Here is my recipe so far... I am taking the sample one to the wardrobe department head - Sheila- this morning for an OK. Yesterday she said that she couldn't leave the job with other Mums but she knows she can trust me.
I have just taken the trial shirt from the drier. Here is the recipe I used to distress a shirt:-
1) cut off collar and cuffs and straighten curved edge to shirts.
2) attack shirt with lemon zest side of cheese grater (After one hour of this I had zested knuckles so gave up with that).
3) dye using what I could get from Fabricland.... all purpose Dylon nice colours - desert sand and pale grey... treat in pan, acid space-dye way.
4) Rinse and dry in drier.
5) dampen well and sit in washing up bowl.
6) mix cold water dye with salt and washing soda as directed....black colour and strong (decaffeinated! for no other reason than that's what I have in right now) coffee (to take the edge off the blackness - I guessed).
7) scrunch up shirt in washing up bowl to form creases, pour on cold water dye in alternating colours.... to not cover shirt in new colour, but to give different areas of colour and emphasise creases and crumpled-ness of the shirt.
8) Leave for 1 hour.
9) spread out shirt on plastic surface, but still encourage colour to concentrate in creases and leave overnight (even I have to sleep).
10) Still wet in morning, so stick in drier.
11) Add marks with charcoal (from my living-room fireplace!) perhaps stabilise these marks with a charcoal fixative (I have to try this yet).
I have to admit to being about to give up as I cradled my Lemon Zester peeled knuckles, carefully mopped spilt dye powder from around the studio and learnt from my daughter that she is sneezing blue mucus, after the dye spill, - she was off school with a cold yesterday.
Oh but the shirt looks nice now.
Only 8 more to do, at one a day they will be ready well-after dress rehearsal!
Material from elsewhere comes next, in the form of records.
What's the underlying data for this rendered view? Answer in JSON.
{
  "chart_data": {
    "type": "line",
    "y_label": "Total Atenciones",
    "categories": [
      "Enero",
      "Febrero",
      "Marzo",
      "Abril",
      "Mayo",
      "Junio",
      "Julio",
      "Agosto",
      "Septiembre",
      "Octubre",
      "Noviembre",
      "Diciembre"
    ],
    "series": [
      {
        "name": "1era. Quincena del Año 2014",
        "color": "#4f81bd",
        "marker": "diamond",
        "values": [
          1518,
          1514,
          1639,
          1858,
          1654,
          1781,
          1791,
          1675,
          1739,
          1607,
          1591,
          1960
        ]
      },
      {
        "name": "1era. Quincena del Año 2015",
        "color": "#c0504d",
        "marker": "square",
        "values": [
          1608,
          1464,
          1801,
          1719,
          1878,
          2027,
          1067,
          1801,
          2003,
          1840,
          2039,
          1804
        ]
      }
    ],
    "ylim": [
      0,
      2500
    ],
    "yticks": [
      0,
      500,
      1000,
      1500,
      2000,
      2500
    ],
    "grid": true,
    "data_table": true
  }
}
Here comes Victoria Day!
3 comments:
OH that DOES look good--so to speak :)
Shall have to try the cheese grater--with suitable knuckle protection!
I have discovered, after making another 4 bad shirts, that working with well-dampened fabric aids the speed of zesting and working with the shirt rolled into a ball to expose only the area one wants to zest protects the hands quite well. All the same, after 4 shirts today my finger ends need a rest although they are not grated they are worn.
Do you know that in Britain there is/was a City & Guilds course in making things that look aged, heirloom and distressed materials.